Representatives from the Office of Sustainability greeted students at the entrance of the dining hall, offering up free CFLs in exchange for incandescent bulbs.
Inside the dining hall, a display table set up by the Office of Sustainability featured the latest competition results for Residence Challenge. To date, Ryors Hall is leading conservation efforts among Ohio University's residence halls, with 18.2 percent cumulative electricity savings.
Kimberly Miller, a resident assistant in True House, said she intentionally came to Nelson Dining Hall to support the event. Miller, a second-year hearing, speech and language science major, created a bulletin board to remind students in True about the conservation competitions on campus. Many other RAs across campus are making similar efforts, she said.
"I know a lot of the RA's have been promoting conservation, especially with RecycleMania going on, so I think a lot of the students know what's going on," she added.
"Personally, I didn't know anything about (the conservation dinner). I just walked in looking for a dinner and the lights were all off," said senior specialized studies major James Stennies. "The others were teasing me, saying, 'Oh, you could've brought a date.'"
Miller and Stennies were among approximately 1,300 students who dined by candlelight at Nelson, against a backdrop of conservation-themed decorations -- chains of recycled newspapers and paper flowers fashioned out of magazine scraps.
Altogether, the planned conservation dinners will likely include more than 5,000 students, based on average attendance figures at the campus' four resident dining halls.
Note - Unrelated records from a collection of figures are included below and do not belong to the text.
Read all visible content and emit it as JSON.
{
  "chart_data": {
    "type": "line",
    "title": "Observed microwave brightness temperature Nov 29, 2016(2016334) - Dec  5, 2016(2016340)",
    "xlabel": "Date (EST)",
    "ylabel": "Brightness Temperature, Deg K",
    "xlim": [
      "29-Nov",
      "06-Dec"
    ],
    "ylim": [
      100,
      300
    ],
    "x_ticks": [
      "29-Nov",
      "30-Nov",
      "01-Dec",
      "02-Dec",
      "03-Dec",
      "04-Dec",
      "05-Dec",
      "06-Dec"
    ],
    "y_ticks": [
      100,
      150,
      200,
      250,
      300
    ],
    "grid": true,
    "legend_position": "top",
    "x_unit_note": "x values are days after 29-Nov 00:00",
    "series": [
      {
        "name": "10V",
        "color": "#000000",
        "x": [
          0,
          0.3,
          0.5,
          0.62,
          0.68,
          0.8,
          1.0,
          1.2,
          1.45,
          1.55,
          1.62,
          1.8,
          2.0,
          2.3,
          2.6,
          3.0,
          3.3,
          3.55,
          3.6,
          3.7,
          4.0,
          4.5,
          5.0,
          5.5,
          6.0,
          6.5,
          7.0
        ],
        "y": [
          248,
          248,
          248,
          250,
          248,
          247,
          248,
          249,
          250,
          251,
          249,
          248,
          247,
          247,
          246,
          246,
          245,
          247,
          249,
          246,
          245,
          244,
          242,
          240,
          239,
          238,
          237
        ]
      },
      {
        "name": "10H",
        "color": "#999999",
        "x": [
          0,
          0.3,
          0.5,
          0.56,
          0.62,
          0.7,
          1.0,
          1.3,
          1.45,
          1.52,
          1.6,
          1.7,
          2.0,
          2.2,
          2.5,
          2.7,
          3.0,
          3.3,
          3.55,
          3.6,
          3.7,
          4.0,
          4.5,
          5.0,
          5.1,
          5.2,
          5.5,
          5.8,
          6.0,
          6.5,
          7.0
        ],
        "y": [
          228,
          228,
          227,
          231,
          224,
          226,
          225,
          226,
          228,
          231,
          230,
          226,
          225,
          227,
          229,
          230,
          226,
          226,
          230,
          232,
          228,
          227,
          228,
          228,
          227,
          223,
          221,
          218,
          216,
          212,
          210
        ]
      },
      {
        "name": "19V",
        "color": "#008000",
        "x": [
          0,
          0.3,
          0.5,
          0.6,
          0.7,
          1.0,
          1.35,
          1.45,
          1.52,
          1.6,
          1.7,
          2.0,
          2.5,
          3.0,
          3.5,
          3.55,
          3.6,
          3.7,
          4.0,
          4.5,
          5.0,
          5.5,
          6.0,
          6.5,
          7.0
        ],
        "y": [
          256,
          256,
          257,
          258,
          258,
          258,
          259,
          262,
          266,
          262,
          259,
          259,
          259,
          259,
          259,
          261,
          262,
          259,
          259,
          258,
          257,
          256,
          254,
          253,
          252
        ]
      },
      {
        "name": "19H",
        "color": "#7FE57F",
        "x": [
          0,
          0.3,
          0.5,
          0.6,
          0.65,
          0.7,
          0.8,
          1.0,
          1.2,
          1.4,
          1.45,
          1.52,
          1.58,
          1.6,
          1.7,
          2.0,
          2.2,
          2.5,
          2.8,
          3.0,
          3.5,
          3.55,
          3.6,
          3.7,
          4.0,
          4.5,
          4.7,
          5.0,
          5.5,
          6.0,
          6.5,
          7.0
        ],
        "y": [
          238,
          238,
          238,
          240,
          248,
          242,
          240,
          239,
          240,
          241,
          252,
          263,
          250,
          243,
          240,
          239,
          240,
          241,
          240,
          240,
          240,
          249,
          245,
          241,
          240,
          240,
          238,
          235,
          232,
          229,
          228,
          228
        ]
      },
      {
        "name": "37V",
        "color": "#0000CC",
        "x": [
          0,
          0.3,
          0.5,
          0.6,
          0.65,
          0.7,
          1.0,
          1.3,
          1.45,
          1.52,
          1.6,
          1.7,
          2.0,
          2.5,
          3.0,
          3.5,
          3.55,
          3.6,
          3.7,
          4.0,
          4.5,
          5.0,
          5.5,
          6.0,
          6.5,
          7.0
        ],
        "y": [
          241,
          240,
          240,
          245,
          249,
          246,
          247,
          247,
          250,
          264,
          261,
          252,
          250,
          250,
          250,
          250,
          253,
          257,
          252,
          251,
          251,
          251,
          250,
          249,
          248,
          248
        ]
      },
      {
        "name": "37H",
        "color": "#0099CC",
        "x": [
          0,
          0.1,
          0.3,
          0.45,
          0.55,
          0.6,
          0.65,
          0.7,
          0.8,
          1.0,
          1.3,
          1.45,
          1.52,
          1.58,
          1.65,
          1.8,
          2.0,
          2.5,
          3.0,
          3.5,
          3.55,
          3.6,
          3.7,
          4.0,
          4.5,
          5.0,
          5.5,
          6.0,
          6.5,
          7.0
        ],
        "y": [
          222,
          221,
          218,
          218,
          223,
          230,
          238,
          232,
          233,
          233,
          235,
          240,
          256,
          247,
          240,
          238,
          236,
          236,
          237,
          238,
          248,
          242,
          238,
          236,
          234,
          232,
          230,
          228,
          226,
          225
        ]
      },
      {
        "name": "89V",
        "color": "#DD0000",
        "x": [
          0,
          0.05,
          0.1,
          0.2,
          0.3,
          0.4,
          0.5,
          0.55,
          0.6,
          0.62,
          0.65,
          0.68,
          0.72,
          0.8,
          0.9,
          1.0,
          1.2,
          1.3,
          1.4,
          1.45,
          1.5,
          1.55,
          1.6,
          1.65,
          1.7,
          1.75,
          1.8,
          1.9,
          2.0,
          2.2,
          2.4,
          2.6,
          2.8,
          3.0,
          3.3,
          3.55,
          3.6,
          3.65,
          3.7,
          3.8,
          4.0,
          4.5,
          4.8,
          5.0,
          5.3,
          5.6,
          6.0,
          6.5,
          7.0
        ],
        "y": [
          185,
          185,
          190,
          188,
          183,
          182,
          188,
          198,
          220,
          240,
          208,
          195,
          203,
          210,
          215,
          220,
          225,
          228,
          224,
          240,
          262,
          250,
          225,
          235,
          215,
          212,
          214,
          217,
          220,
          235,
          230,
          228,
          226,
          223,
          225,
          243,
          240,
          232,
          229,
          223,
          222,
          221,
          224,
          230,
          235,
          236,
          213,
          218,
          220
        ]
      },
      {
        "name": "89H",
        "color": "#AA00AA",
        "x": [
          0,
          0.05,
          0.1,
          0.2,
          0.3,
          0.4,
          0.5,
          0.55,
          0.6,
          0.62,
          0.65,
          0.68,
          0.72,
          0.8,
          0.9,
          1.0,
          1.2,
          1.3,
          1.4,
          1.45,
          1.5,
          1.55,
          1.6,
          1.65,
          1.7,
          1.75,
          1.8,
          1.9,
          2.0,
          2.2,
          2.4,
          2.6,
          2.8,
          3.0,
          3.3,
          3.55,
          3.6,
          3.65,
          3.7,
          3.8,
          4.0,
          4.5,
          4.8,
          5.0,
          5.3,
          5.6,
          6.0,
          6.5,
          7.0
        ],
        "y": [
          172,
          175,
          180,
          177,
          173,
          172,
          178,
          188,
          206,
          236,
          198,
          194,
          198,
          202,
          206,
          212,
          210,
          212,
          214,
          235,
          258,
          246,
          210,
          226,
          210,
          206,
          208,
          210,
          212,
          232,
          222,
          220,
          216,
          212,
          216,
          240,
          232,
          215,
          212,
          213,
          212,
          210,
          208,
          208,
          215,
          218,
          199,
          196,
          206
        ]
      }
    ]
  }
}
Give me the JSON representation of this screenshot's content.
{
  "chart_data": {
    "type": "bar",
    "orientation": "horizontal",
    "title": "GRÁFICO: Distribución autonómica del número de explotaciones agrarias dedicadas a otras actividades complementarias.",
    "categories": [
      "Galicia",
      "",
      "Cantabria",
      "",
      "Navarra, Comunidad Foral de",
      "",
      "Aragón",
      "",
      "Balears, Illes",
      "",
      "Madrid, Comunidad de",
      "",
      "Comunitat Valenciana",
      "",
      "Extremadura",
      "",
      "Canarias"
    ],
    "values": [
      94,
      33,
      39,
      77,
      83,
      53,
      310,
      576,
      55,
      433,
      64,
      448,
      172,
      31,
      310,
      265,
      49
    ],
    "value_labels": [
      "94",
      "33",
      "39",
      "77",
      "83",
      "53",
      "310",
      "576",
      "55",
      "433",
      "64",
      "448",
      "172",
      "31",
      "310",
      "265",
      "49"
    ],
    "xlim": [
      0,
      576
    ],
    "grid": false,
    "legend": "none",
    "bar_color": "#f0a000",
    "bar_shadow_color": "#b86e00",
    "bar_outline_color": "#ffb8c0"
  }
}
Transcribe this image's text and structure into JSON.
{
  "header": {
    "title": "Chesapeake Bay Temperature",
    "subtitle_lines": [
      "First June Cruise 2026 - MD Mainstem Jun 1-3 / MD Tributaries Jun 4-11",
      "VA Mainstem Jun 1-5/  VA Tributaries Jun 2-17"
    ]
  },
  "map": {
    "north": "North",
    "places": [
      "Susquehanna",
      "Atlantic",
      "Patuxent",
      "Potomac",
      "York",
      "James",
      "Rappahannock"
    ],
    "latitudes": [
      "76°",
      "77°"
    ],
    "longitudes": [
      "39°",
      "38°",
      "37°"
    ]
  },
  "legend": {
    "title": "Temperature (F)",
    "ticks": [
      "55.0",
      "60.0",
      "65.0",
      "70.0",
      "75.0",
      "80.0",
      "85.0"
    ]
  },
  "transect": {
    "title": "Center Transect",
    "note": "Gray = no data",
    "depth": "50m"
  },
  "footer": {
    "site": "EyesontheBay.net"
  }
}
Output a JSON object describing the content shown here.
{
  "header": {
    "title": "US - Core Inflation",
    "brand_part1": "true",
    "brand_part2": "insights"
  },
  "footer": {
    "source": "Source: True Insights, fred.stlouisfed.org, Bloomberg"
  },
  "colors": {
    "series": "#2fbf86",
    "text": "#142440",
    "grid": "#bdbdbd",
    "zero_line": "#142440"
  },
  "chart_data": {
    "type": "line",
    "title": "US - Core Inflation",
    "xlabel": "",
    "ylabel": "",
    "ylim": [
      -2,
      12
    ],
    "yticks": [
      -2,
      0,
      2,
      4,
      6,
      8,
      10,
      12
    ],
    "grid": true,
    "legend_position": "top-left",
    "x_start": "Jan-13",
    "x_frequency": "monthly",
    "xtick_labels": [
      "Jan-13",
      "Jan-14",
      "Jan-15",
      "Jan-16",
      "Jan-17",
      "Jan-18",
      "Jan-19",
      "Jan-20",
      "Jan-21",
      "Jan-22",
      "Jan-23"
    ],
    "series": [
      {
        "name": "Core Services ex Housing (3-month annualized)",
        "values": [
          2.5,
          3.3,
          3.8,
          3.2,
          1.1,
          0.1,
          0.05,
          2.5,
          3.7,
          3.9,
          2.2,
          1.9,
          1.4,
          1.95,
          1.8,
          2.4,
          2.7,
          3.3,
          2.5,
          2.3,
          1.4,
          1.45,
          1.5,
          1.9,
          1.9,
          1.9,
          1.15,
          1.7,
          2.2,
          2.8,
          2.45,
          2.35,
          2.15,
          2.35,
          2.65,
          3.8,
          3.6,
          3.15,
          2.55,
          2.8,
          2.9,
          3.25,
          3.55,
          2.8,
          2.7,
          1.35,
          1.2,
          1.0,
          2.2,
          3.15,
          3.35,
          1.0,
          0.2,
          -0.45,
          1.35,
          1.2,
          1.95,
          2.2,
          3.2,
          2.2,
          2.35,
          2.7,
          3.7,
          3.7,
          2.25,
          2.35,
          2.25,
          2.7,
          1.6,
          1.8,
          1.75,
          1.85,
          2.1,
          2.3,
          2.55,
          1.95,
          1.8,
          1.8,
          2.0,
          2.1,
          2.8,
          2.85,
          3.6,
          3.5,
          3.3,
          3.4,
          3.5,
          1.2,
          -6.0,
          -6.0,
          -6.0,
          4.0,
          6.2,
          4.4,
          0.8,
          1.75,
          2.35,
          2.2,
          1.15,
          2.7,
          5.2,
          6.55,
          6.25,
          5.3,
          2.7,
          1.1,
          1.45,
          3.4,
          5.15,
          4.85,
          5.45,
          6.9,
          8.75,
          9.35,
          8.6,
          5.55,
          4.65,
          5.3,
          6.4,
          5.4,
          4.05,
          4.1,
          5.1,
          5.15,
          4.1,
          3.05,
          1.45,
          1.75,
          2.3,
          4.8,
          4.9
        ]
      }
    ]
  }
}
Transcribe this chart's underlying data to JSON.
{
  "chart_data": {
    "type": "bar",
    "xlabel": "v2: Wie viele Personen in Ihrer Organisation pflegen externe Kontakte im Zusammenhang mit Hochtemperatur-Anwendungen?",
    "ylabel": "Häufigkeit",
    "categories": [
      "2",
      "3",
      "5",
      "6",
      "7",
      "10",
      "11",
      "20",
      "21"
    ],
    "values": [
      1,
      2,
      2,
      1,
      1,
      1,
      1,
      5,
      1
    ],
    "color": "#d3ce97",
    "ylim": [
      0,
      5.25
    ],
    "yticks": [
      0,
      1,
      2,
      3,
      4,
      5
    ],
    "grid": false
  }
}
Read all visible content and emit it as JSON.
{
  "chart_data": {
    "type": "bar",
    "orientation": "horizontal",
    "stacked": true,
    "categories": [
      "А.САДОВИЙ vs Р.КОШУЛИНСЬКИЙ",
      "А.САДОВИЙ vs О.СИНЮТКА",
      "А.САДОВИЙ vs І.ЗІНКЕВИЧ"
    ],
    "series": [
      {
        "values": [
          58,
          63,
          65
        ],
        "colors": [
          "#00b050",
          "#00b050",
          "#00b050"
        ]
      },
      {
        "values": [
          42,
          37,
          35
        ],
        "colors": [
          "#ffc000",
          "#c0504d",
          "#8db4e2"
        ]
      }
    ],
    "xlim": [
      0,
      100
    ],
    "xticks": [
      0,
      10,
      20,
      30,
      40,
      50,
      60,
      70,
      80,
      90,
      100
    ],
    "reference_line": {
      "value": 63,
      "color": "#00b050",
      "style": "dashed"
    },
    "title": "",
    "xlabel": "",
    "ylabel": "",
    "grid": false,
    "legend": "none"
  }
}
"I think there's a good reception for it," said Lori Gromen, a graduate student in environmental studies who works in the Office of Sustainability. "Students find it novel, and some students say it's a romantic or nicer look."
"Students generally don't understand how much energy goes into having your lights on or keeping your stuff plugged in," said senior graphic design major Jacob Szypka, who helped work the Office of Sustainability table. "So it's really about awareness."